This paper introduces a novel, markerless, step-by-step, in-situ 3D Augmented Reality (AR) instruction method and its application - BRICKxAR (Multi 3D Models/M3D) - for small parts assembly. BRICKxAR (M3D) realistically visualizes rendered 3D assembly parts at the assembly location of the physical assembly model (Figure 1). The user controls the assembly process through a user interface. BRICKxAR (M3D) utilizes deep learning-trained 3D model-based registration. Object recognition and tracking become challenging as the assembly model updates at each step.
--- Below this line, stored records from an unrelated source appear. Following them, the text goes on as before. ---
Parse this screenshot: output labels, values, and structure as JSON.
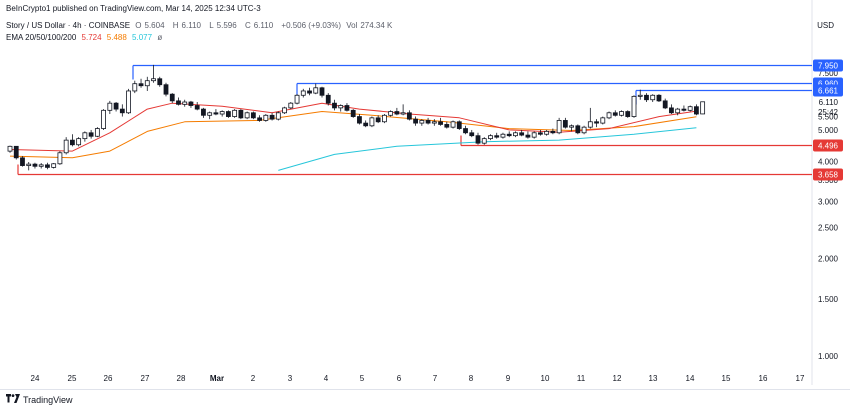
{
  "header": {
    "publish_line": "BeInCrypto1 published on TradingView.com, Mar 14, 2025 12:34 UTC-3",
    "symbol": "Story / US Dollar · 4h · COINBASE",
    "ohlc": {
      "open_label": "O",
      "open": "5.604",
      "high_label": "H",
      "high": "6.110",
      "low_label": "L",
      "low": "5.596",
      "close_label": "C",
      "close": "6.110",
      "change": "+0.506 (+9.03%)",
      "volume_label": "Vol",
      "volume": "274.34 K"
    },
    "ema_label": "EMA 20/50/100/200",
    "ema_values": [
      "5.724",
      "5.488",
      "5.077"
    ],
    "ema_hidden_icon": "ø",
    "currency": "USD"
  },
  "colors": {
    "ema20": "#e53935",
    "ema50": "#f57c00",
    "ema100": "#26c6da",
    "resistance": "#2962ff",
    "support": "#e53935",
    "price": "#131722"
  },
  "axis": {
    "price_ticks": [
      "7.500",
      "7.000",
      "6.500",
      "6.110",
      "5.500",
      "5.000",
      "4.000",
      "3.500",
      "3.000",
      "2.500",
      "2.000",
      "1.500",
      "1.000"
    ],
    "date_ticks": [
      "24",
      "25",
      "26",
      "27",
      "28",
      "Mar",
      "2",
      "3",
      "4",
      "5",
      "6",
      "7",
      "8",
      "9",
      "10",
      "11",
      "12",
      "13",
      "14",
      "15",
      "16",
      "17"
    ],
    "countdown": "25:42"
  },
  "levels": {
    "resistance": [
      "7.950",
      "6.960",
      "6.661"
    ],
    "support": [
      "4.496",
      "3.658"
    ]
  },
  "footer": {
    "brand": "TradingView",
    "logo_icon": "tradingview-logo-icon"
  },
  "chart_data": {
    "type": "candlestick",
    "interval": "4h",
    "note_values": "OHLC estimated from chart",
    "candles": [
      [
        4.3,
        4.47,
        4.25,
        4.45
      ],
      [
        4.45,
        4.46,
        4.05,
        4.1
      ],
      [
        4.1,
        4.15,
        3.85,
        3.88
      ],
      [
        3.88,
        3.98,
        3.75,
        3.92
      ],
      [
        3.92,
        3.96,
        3.8,
        3.86
      ],
      [
        3.86,
        3.95,
        3.8,
        3.9
      ],
      [
        3.9,
        3.96,
        3.78,
        3.83
      ],
      [
        3.83,
        3.95,
        3.8,
        3.93
      ],
      [
        3.93,
        4.3,
        3.9,
        4.25
      ],
      [
        4.25,
        4.75,
        4.2,
        4.65
      ],
      [
        4.65,
        4.85,
        4.45,
        4.5
      ],
      [
        4.5,
        4.75,
        4.45,
        4.7
      ],
      [
        4.7,
        4.95,
        4.6,
        4.9
      ],
      [
        4.9,
        5.0,
        4.7,
        4.78
      ],
      [
        4.78,
        5.1,
        4.75,
        5.05
      ],
      [
        5.05,
        5.8,
        5.0,
        5.75
      ],
      [
        5.75,
        6.15,
        5.6,
        6.05
      ],
      [
        6.05,
        6.1,
        5.7,
        5.8
      ],
      [
        5.8,
        6.0,
        5.5,
        5.65
      ],
      [
        5.65,
        6.7,
        5.6,
        6.6
      ],
      [
        6.6,
        7.1,
        6.5,
        6.95
      ],
      [
        6.95,
        7.2,
        6.75,
        6.85
      ],
      [
        6.85,
        7.3,
        6.6,
        7.1
      ],
      [
        7.1,
        7.95,
        7.0,
        7.2
      ],
      [
        7.2,
        7.3,
        6.8,
        6.9
      ],
      [
        6.9,
        7.0,
        6.35,
        6.45
      ],
      [
        6.45,
        6.5,
        6.05,
        6.15
      ],
      [
        6.15,
        6.3,
        5.95,
        6.0
      ],
      [
        6.0,
        6.2,
        5.9,
        6.1
      ],
      [
        6.1,
        6.15,
        5.85,
        5.95
      ],
      [
        5.95,
        6.1,
        5.75,
        5.8
      ],
      [
        5.8,
        5.85,
        5.45,
        5.55
      ],
      [
        5.55,
        5.7,
        5.4,
        5.65
      ],
      [
        5.65,
        5.8,
        5.55,
        5.6
      ],
      [
        5.6,
        5.75,
        5.5,
        5.7
      ],
      [
        5.7,
        5.75,
        5.45,
        5.5
      ],
      [
        5.5,
        5.8,
        5.45,
        5.75
      ],
      [
        5.75,
        5.8,
        5.4,
        5.45
      ],
      [
        5.45,
        5.7,
        5.4,
        5.65
      ],
      [
        5.65,
        5.7,
        5.4,
        5.45
      ],
      [
        5.45,
        5.55,
        5.3,
        5.35
      ],
      [
        5.35,
        5.6,
        5.3,
        5.55
      ],
      [
        5.55,
        5.65,
        5.35,
        5.4
      ],
      [
        5.4,
        5.7,
        5.35,
        5.65
      ],
      [
        5.65,
        5.9,
        5.6,
        5.85
      ],
      [
        5.85,
        6.1,
        5.8,
        6.05
      ],
      [
        6.05,
        6.45,
        6.0,
        6.4
      ],
      [
        6.4,
        6.7,
        6.3,
        6.6
      ],
      [
        6.6,
        6.75,
        6.4,
        6.5
      ],
      [
        6.5,
        6.96,
        6.45,
        6.75
      ],
      [
        6.75,
        6.8,
        6.3,
        6.4
      ],
      [
        6.4,
        6.5,
        5.95,
        6.05
      ],
      [
        6.05,
        6.2,
        5.75,
        5.85
      ],
      [
        5.85,
        6.0,
        5.7,
        5.95
      ],
      [
        5.95,
        6.05,
        5.7,
        5.75
      ],
      [
        5.75,
        5.8,
        5.45,
        5.5
      ],
      [
        5.5,
        5.6,
        5.2,
        5.25
      ],
      [
        5.25,
        5.35,
        5.1,
        5.15
      ],
      [
        5.15,
        5.5,
        5.1,
        5.45
      ],
      [
        5.45,
        5.55,
        5.25,
        5.3
      ],
      [
        5.3,
        5.6,
        5.25,
        5.55
      ],
      [
        5.55,
        5.75,
        5.5,
        5.7
      ],
      [
        5.7,
        5.85,
        5.55,
        5.6
      ],
      [
        5.6,
        6.0,
        5.55,
        5.65
      ],
      [
        5.65,
        5.75,
        5.35,
        5.4
      ],
      [
        5.4,
        5.5,
        5.15,
        5.25
      ],
      [
        5.25,
        5.4,
        5.15,
        5.35
      ],
      [
        5.35,
        5.45,
        5.2,
        5.25
      ],
      [
        5.25,
        5.4,
        5.15,
        5.3
      ],
      [
        5.3,
        5.45,
        5.15,
        5.2
      ],
      [
        5.2,
        5.3,
        5.05,
        5.1
      ],
      [
        5.1,
        5.35,
        5.05,
        5.3
      ],
      [
        5.3,
        5.35,
        5.0,
        5.05
      ],
      [
        5.05,
        5.15,
        4.85,
        4.9
      ],
      [
        4.9,
        5.0,
        4.75,
        4.8
      ],
      [
        4.8,
        4.9,
        4.5,
        4.55
      ],
      [
        4.55,
        4.75,
        4.5,
        4.7
      ],
      [
        4.7,
        4.85,
        4.65,
        4.8
      ],
      [
        4.8,
        4.9,
        4.7,
        4.75
      ],
      [
        4.75,
        4.9,
        4.7,
        4.85
      ],
      [
        4.85,
        4.95,
        4.75,
        4.8
      ],
      [
        4.8,
        4.95,
        4.75,
        4.9
      ],
      [
        4.9,
        5.0,
        4.78,
        4.82
      ],
      [
        4.82,
        4.95,
        4.7,
        4.75
      ],
      [
        4.75,
        4.95,
        4.7,
        4.9
      ],
      [
        4.9,
        5.0,
        4.8,
        4.85
      ],
      [
        4.85,
        5.0,
        4.8,
        4.95
      ],
      [
        4.95,
        5.05,
        4.85,
        4.9
      ],
      [
        4.9,
        5.45,
        4.85,
        5.35
      ],
      [
        5.35,
        5.45,
        5.05,
        5.1
      ],
      [
        5.1,
        5.2,
        4.95,
        5.15
      ],
      [
        5.15,
        5.2,
        4.85,
        4.9
      ],
      [
        4.9,
        5.15,
        4.85,
        5.1
      ],
      [
        5.1,
        5.85,
        5.05,
        5.3
      ],
      [
        5.3,
        5.4,
        5.1,
        5.25
      ],
      [
        5.25,
        5.5,
        5.2,
        5.45
      ],
      [
        5.45,
        5.7,
        5.4,
        5.65
      ],
      [
        5.65,
        5.75,
        5.5,
        5.55
      ],
      [
        5.55,
        5.75,
        5.5,
        5.7
      ],
      [
        5.7,
        5.75,
        5.45,
        5.5
      ],
      [
        5.5,
        6.4,
        5.45,
        6.35
      ],
      [
        6.35,
        6.66,
        6.2,
        6.4
      ],
      [
        6.4,
        6.5,
        6.1,
        6.2
      ],
      [
        6.2,
        6.45,
        6.1,
        6.4
      ],
      [
        6.4,
        6.45,
        6.1,
        6.15
      ],
      [
        6.15,
        6.25,
        5.8,
        5.85
      ],
      [
        5.85,
        6.0,
        5.6,
        5.65
      ],
      [
        5.65,
        5.85,
        5.55,
        5.8
      ],
      [
        5.8,
        5.95,
        5.7,
        5.75
      ],
      [
        5.75,
        5.95,
        5.7,
        5.9
      ],
      [
        5.9,
        6.0,
        5.55,
        5.6
      ],
      [
        5.604,
        6.11,
        5.596,
        6.11
      ]
    ],
    "ema20": [
      [
        0,
        4.35
      ],
      [
        10,
        4.3
      ],
      [
        16,
        4.9
      ],
      [
        22,
        5.8
      ],
      [
        26,
        6.05
      ],
      [
        34,
        5.92
      ],
      [
        42,
        5.65
      ],
      [
        50,
        6.05
      ],
      [
        56,
        5.8
      ],
      [
        64,
        5.6
      ],
      [
        72,
        5.45
      ],
      [
        80,
        5.0
      ],
      [
        88,
        4.92
      ],
      [
        96,
        5.05
      ],
      [
        104,
        5.5
      ],
      [
        110,
        5.72
      ]
    ],
    "ema50": [
      [
        0,
        4.15
      ],
      [
        10,
        4.1
      ],
      [
        16,
        4.3
      ],
      [
        22,
        4.95
      ],
      [
        28,
        5.3
      ],
      [
        40,
        5.35
      ],
      [
        50,
        5.7
      ],
      [
        58,
        5.55
      ],
      [
        70,
        5.3
      ],
      [
        80,
        5.05
      ],
      [
        90,
        4.98
      ],
      [
        100,
        5.12
      ],
      [
        110,
        5.49
      ]
    ],
    "ema100": [
      [
        43,
        3.75
      ],
      [
        52,
        4.2
      ],
      [
        62,
        4.45
      ],
      [
        76,
        4.6
      ],
      [
        88,
        4.65
      ],
      [
        100,
        4.85
      ],
      [
        110,
        5.08
      ]
    ]
  }
}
Additionally, not every part in a 3D assembly may be visible to the camera during the assembly. BRICKxAR (M3D) combines multiple assembly phases with a step count to address these challenges. Thus, using fewer phases simplifies the complex assembly process while step count facilitates accurate object recognition and precise visualization of each step. A testing and heuristic evaluation of the BRICKxAR (M3D) prototype and qualitative analysis were conducted with users and experts in visualization and human-computer interaction. Providing robust 3D AR instructions and allowing the handling of the assembly model, BRICKxAR (M3D) has the potential to be used at different scales ranging from manufacturing assembly to construction.

翻译：本文提出了一种新颖的无标记、逐步、原位3D增强现实（AR）指令方法及其在小型零件装配中的应用——BRICKxAR（多3D模型/M3D）。BRICKxAR（M3D）能在物理装配模型的装配位置真实感地呈现渲染后的3D装配零件（图1）。用户通过用户界面控制装配过程。BRICKxAR（M3D）采用基于深度学习训练的3D模型配准技术。由于装配模型在每一步都会更新，目标识别与跟踪面临挑战。此外，装配过程中相机未必能捕捉到3D装配体中的所有零件。BRICKxAR（M3D）通过将多个装配阶段与步骤计数相结合来解决这些难题。因此，使用较少的阶段可简化复杂装配流程，而步骤计数则有助于实现每个步骤的精确目标识别和精准可视化。我们通过与用户及可视化与人机交互领域专家进行的BRICKxAR（M3D）原型测试与启发式评估及定性分析，验证了该方法。通过提供鲁棒的3D AR指令并允许操作装配模型，BRICKxAR（M3D）有望应用于从制造装配到建筑施工的不同尺度场景。